Did you know that Blaise Pascal’s most important contribution to the theory of probability is the notion of expectation value? Briefly, the expected value of any given wager is the value of the prize multiplied by the probability of winning the prize. The earliest, and perhaps the most ingenious, illustration of this idea appears in Pascal’s quixotic philosophical treatise, Pensées (Penguin edition, pp. 123-124). In one of his essays, Pascal offers a rational argument (as opposed to purely religious or faith-based reasons) for believing in God.
In summary, Pascal’s famous wager can be expressed mathematically as follows: consider a strategy set (S) containing two choices: one can either believe in God (S1) or be an Atheist (S2). Now, let p be the probability that God exists, and 1 – p the probability that God does not exist. In essence, belief in God is like a bet or a coin toss, and given the structure of this game, there are four possible scenarios or outcomes:
(1) You choose strategy S1 (i.e., you bet on God’s existence), and God does, in fact, exist. Under this happy scenario, you will be rewarded handsomely with eternal life in Heaven and infinite joy and happiness. We further assume that the value of this heavenly reward approaches infinity (∞).
(2) You choose strategy S1, but it turns out that there is no God. Given this state of affairs, you obtain a negative payoff –c. We assume that c is a negative value, lesser than 0, because of all the lost time one may have wasted during one’s lifetime praying to a non-existent God.
(3) You choose strategy S2 (i.e., you bet against God, so to speak), but it turns out that God does exist, after all. Under these circumstances, you will be punished with eternal damnation and misery for betting against God, with a value of negative infinity (–∞).
(4) You choose strategy S2 and there is no God. Given these conditions, one will obtain a reward b in which b is greater than 0 but less than infinity (0 < b < ∞).

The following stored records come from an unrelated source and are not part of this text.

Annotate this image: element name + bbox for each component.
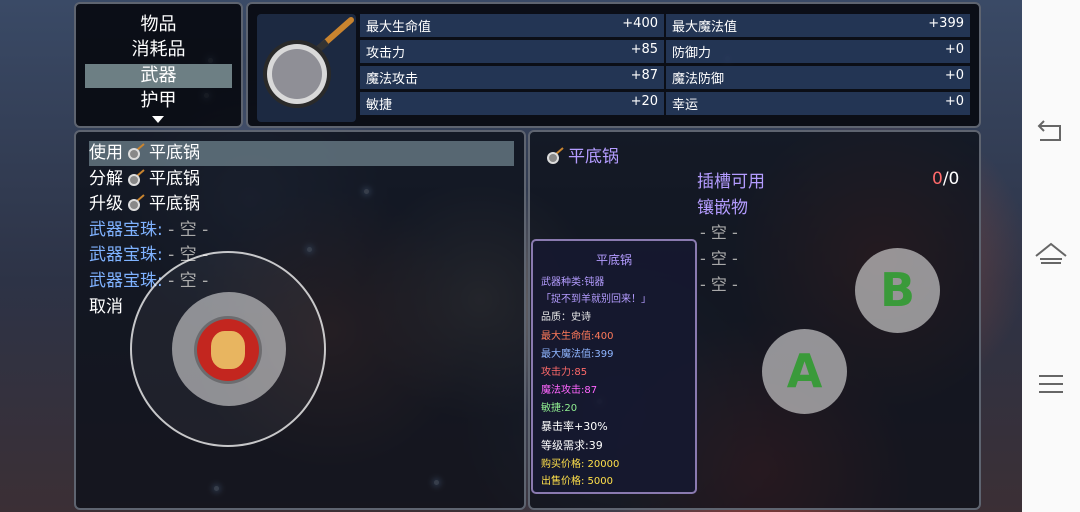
tooltip-crit: 暴击率+30% [541, 420, 608, 433]
gem-slot-1[interactable]: 武器宝珠: - 空 - [89, 218, 208, 243]
tooltip-max-hp: 最大生命值:400 [541, 331, 614, 342]
gem-slot-empty: - 空 - [168, 220, 209, 240]
menu-item-consumables[interactable]: 消耗品 [85, 38, 232, 62]
stat-row: 最大生命值 +400 [360, 14, 664, 37]
tooltip-title: 平底锅 [595, 253, 632, 267]
slots-count: 0/0 [932, 169, 959, 189]
back-icon [1037, 120, 1061, 141]
stat-value: +87 [630, 68, 658, 83]
stat-value: +0 [944, 42, 964, 57]
frying-pan-icon [128, 143, 145, 160]
tooltip-weapon-type: 武器种类:钝器 [541, 277, 605, 288]
back-button[interactable] [1022, 108, 1080, 158]
tooltip-buy-price: 购买价格: 20000 [541, 459, 620, 470]
frying-pan-icon [547, 147, 564, 164]
tooltip-level-req: 等级需求:39 [541, 439, 603, 452]
stat-label: 魔法防御 [672, 72, 725, 87]
detail-item-name: 平底锅 [568, 147, 619, 167]
slots-total: /0 [942, 169, 960, 189]
command-item-name: 平底锅 [149, 169, 200, 189]
stat-row: 最大魔法值 +399 [666, 14, 970, 37]
menu-item-weapons[interactable]: 武器 [85, 64, 232, 88]
detail-item-title: 平底锅 [546, 142, 619, 167]
b-button[interactable]: B [855, 248, 940, 333]
stat-value: +400 [622, 16, 658, 31]
tooltip-agility: 敏捷:20 [541, 403, 578, 414]
gem-slot-label: 武器宝珠: [89, 220, 163, 240]
dismantle-command[interactable]: 分解 平底锅 [89, 167, 200, 192]
a-button-label: A [786, 344, 823, 398]
home-button[interactable] [1022, 230, 1080, 280]
command-item-name: 平底锅 [149, 143, 200, 163]
stat-label: 敏捷 [366, 98, 393, 113]
frying-pan-icon [263, 17, 354, 108]
stat-value: +0 [944, 68, 964, 83]
stat-label: 最大生命值 [366, 20, 432, 35]
tooltip-max-mp: 最大魔法值:399 [541, 349, 614, 360]
stat-value: +399 [928, 16, 964, 31]
item-portrait [257, 14, 356, 122]
frying-pan-icon [128, 194, 145, 211]
stat-row: 防御力 +0 [666, 40, 970, 63]
scroll-down-arrow-icon[interactable] [152, 116, 164, 123]
inlay-slot-empty: - 空 - [700, 223, 738, 242]
stat-value: +0 [944, 94, 964, 109]
b-button-label: B [879, 263, 916, 317]
stat-row: 幸运 +0 [666, 92, 970, 115]
system-navigation-bar [1022, 0, 1080, 512]
stat-label: 防御力 [672, 46, 712, 61]
menu-button[interactable] [1022, 359, 1080, 409]
stat-value: +85 [630, 42, 658, 57]
virtual-joystick-knob[interactable] [197, 319, 259, 381]
menu-item-items[interactable]: 物品 [85, 13, 232, 37]
stat-label: 魔法攻击 [366, 72, 419, 87]
tooltip-magic-attack: 魔法攻击:87 [541, 385, 598, 396]
tooltip-quote: 「捉不到羊就别回来！」 [541, 294, 651, 305]
command-verb: 升级 [89, 194, 123, 214]
cancel-command[interactable]: 取消 [89, 295, 123, 320]
tooltip-quality: 品质：史诗 [541, 312, 591, 323]
tooltip-attack: 攻击力:85 [541, 367, 588, 378]
stat-row: 魔法防御 +0 [666, 66, 970, 89]
character-face-icon [211, 331, 245, 369]
slots-available-label: 插槽可用 [697, 172, 765, 192]
upgrade-command[interactable]: 升级 平底锅 [89, 192, 200, 217]
stat-label: 幸运 [672, 98, 699, 113]
hamburger-menu-icon [1039, 375, 1063, 393]
stat-label: 攻击力 [366, 46, 406, 61]
use-command[interactable]: 使用 平底锅 [89, 141, 514, 166]
gem-slot-label: 武器宝珠: [89, 245, 163, 265]
menu-item-armor[interactable]: 护甲 [85, 89, 232, 113]
a-button[interactable]: A [762, 329, 847, 414]
stat-row: 敏捷 +20 [360, 92, 664, 115]
frying-pan-icon [128, 169, 145, 186]
stat-row: 攻击力 +85 [360, 40, 664, 63]
command-item-name: 平底锅 [149, 194, 200, 214]
stat-row: 魔法攻击 +87 [360, 66, 664, 89]
inlay-label: 镶嵌物 [697, 198, 748, 218]
tooltip-sell-price: 出售价格: 5000 [541, 476, 613, 487]
inlay-slot-empty: - 空 - [700, 275, 738, 294]
item-tooltip: 平底锅 武器种类:钝器 「捉不到羊就别回来！」 品质：史诗 最大生命值:400 … [531, 239, 697, 494]
home-icon [1035, 242, 1067, 264]
slots-used: 0 [932, 169, 943, 189]
stat-value: +20 [630, 94, 658, 109]
stat-label: 最大魔法值 [672, 20, 738, 35]
command-verb: 使用 [89, 143, 123, 163]
inlay-slot-empty: - 空 - [700, 249, 738, 268]
command-verb: 分解 [89, 169, 123, 189]
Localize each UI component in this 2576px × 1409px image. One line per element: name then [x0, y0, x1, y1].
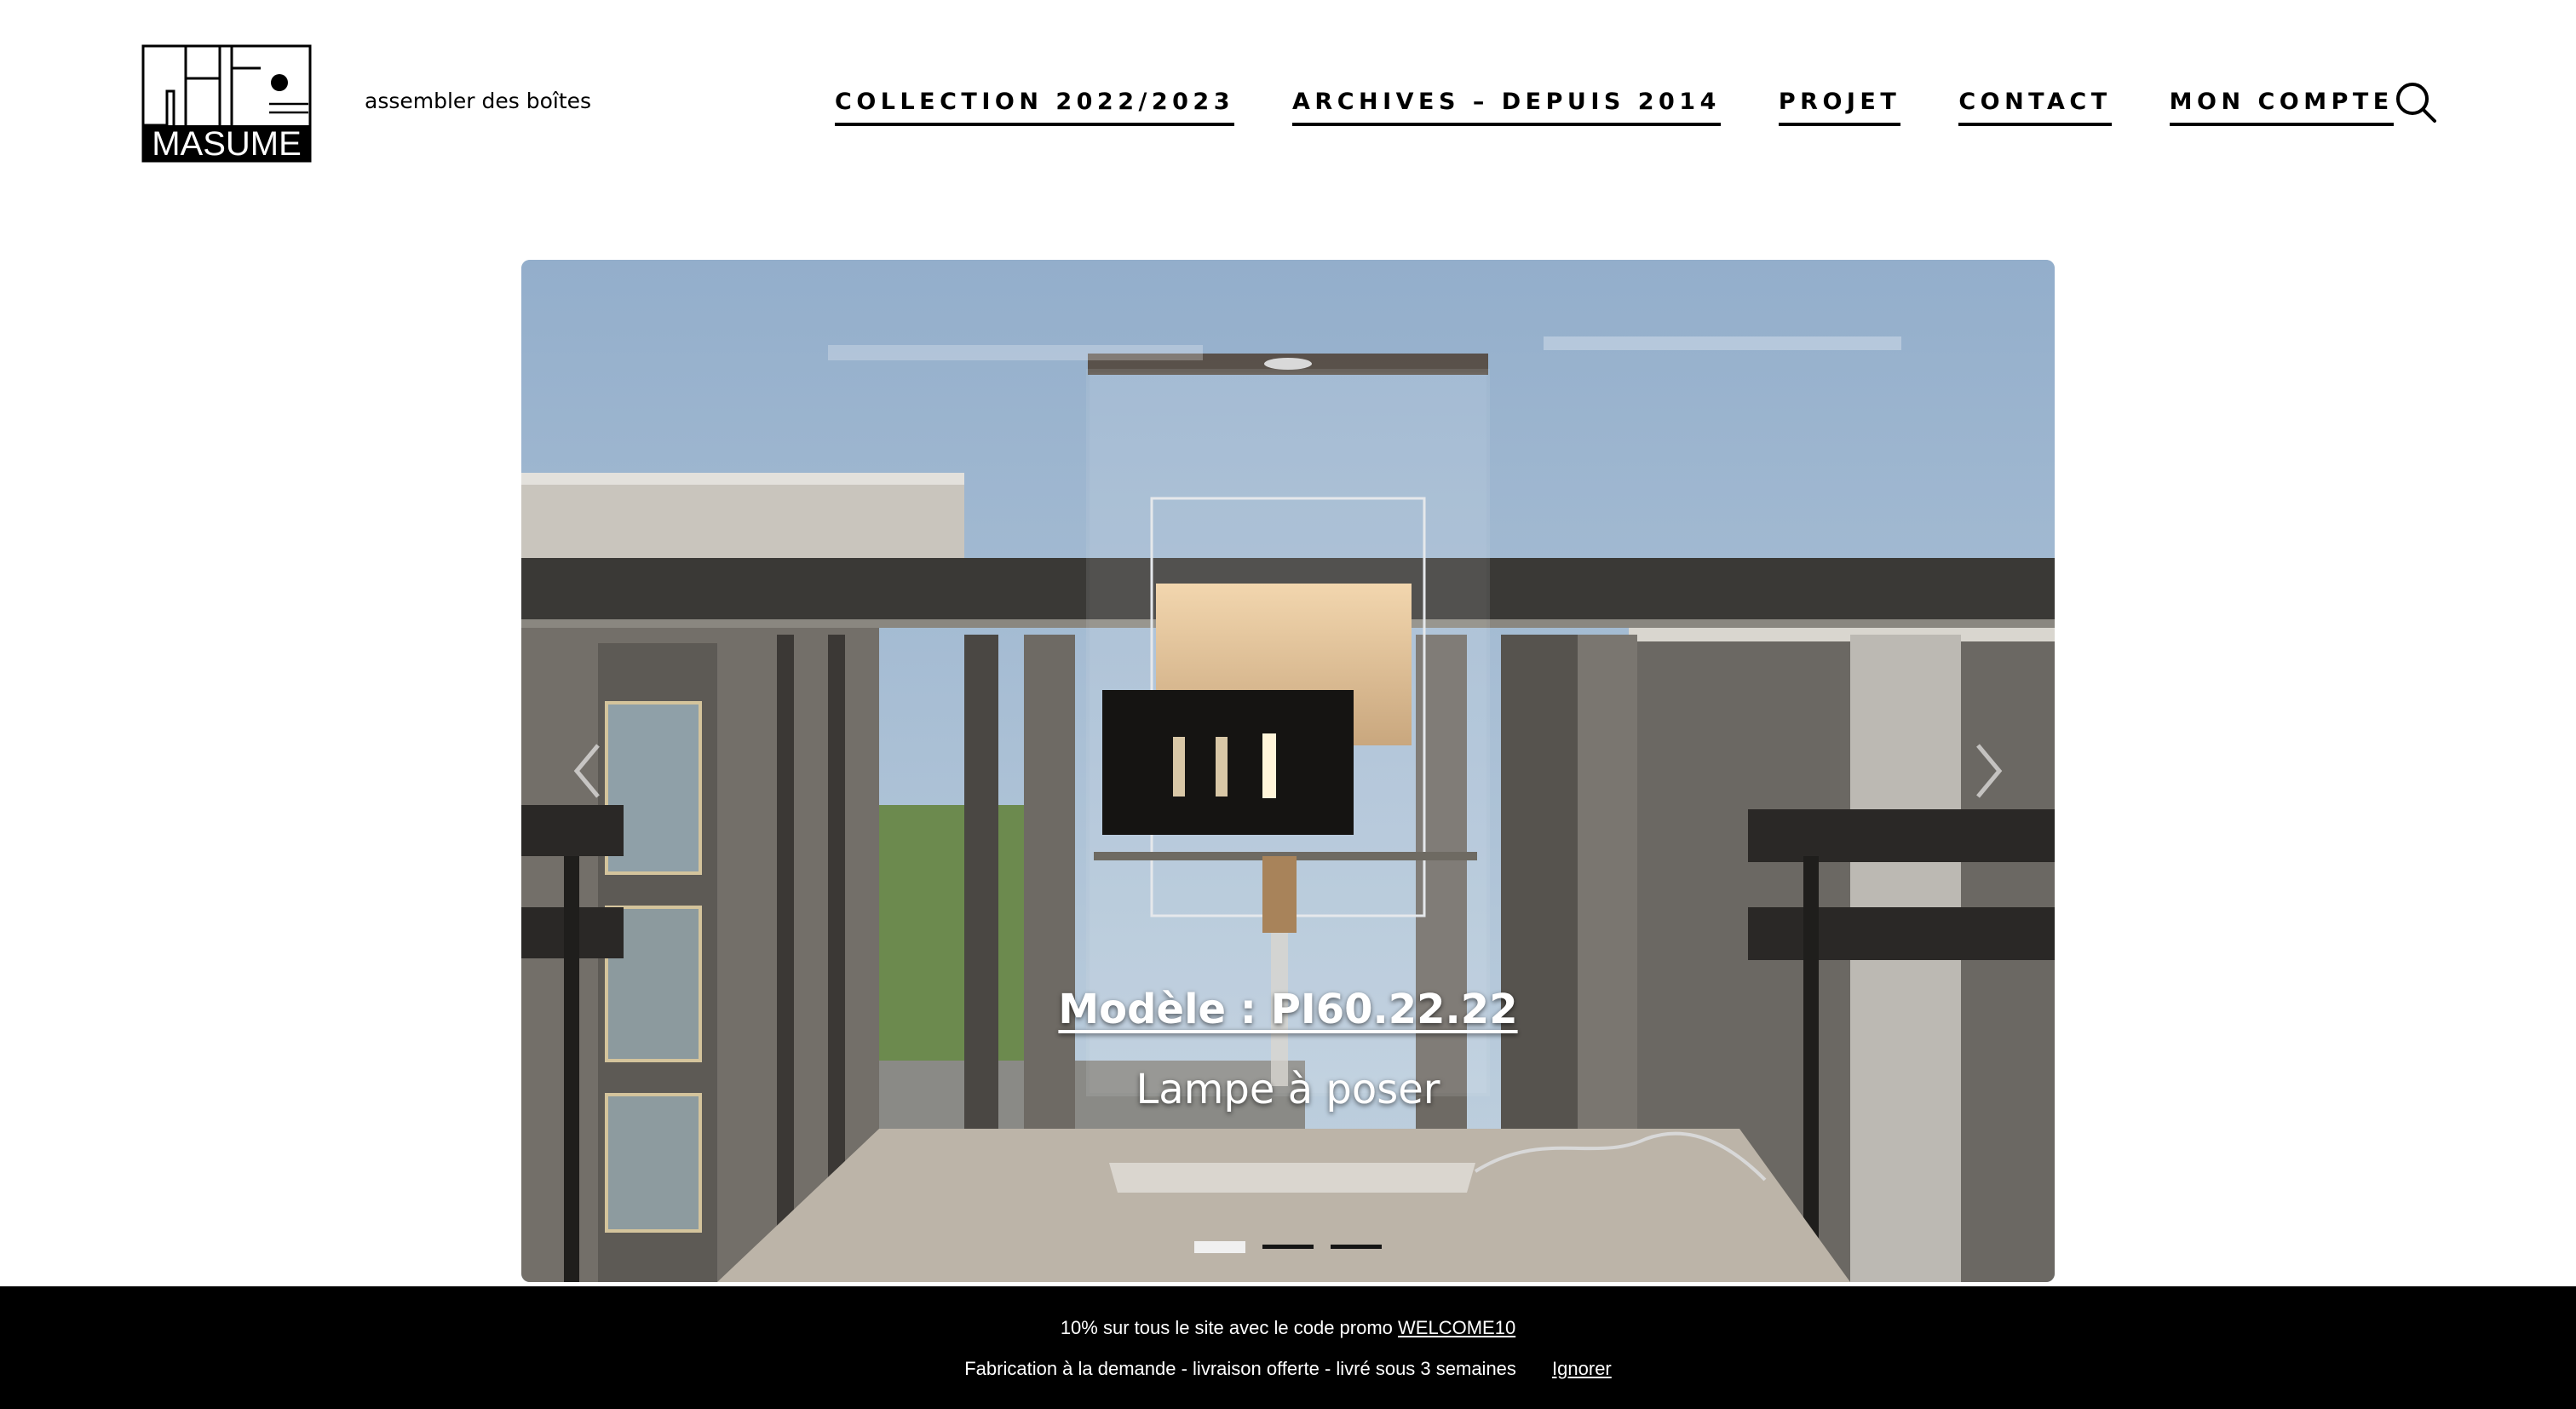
nav-item-archives[interactable]: ARCHIVES – DEPUIS 2014 — [1292, 89, 1721, 126]
promo-banner: 10% sur tous le site avec le code promo … — [0, 1286, 2576, 1409]
slide-subtitle: Lampe à poser — [1136, 1066, 1440, 1113]
promo-line-2: Fabrication à la demande - livraison off… — [0, 1358, 2576, 1380]
slider-dot-1[interactable] — [1194, 1241, 1245, 1253]
promo-code-link[interactable]: WELCOME10 — [1398, 1317, 1515, 1338]
slide-title-link[interactable]: Modèle : PI60.22.22 — [521, 986, 2055, 1033]
masume-logo[interactable]: MASUME — [141, 44, 312, 163]
nav-item-projet[interactable]: PROJET — [1778, 89, 1901, 126]
promo-line-1: 10% sur tous le site avec le code promo … — [0, 1317, 2576, 1339]
slider-pagination — [521, 1241, 2055, 1253]
chevron-left-icon[interactable] — [564, 737, 615, 805]
slider-dot-3[interactable] — [1331, 1245, 1382, 1249]
slider-dot-2[interactable] — [1262, 1245, 1314, 1249]
shipping-info-text: Fabrication à la demande - livraison off… — [964, 1358, 1516, 1379]
search-icon[interactable] — [2394, 80, 2438, 124]
main-nav: COLLECTION 2022/2023 ARCHIVES – DEPUIS 2… — [835, 89, 2394, 126]
dismiss-banner-link[interactable]: Ignorer — [1552, 1358, 1612, 1379]
slide-image — [521, 260, 2055, 1282]
promo-text: 10% sur tous le site avec le code promo — [1060, 1317, 1399, 1338]
nav-item-mon-compte[interactable]: MON COMPTE — [2169, 89, 2394, 126]
site-tagline: assembler des boîtes — [365, 89, 592, 113]
logo-text: MASUME — [152, 125, 302, 163]
nav-item-collection[interactable]: COLLECTION 2022/2023 — [835, 89, 1235, 126]
hero-slider[interactable]: Modèle : PI60.22.22 Lampe à poser — [521, 260, 2055, 1282]
chevron-right-icon[interactable] — [1961, 737, 2012, 805]
nav-item-contact[interactable]: CONTACT — [1958, 89, 2112, 126]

We assume that b has a positive value, since instead of wasting your time on prayers, one was able to engage in other, more productive pursuits.
Given these payoffs, we can express the expectation value (EV) of believing in God as follows:
EV(S1) = (p)(∞) + (1 – p)( –c)
And similarly, the expectation value of the Atheist is as follows:
EV(S2) = (p)( –∞) + (1 – p)(b)
If p is zero, then it pays to be an Atheist, since b is greater than –c. The problem, however, is that no one knows with mathematical certainty whether there is a God, and even if the probability that God exists is miniscule, the expected value of believing in God is infinity. Therefore, according to the logic Pascal’s Wager, the safe or rational bet is to believe in God.
Of course, there is just one small problem with Pascal’s brilliant analysis–it assumes there is just one true God. But what if the Christian God is not the same as the Jewish God or Moslem one? What if, in short, there is more than one possible God? Which one should you worship or believe in?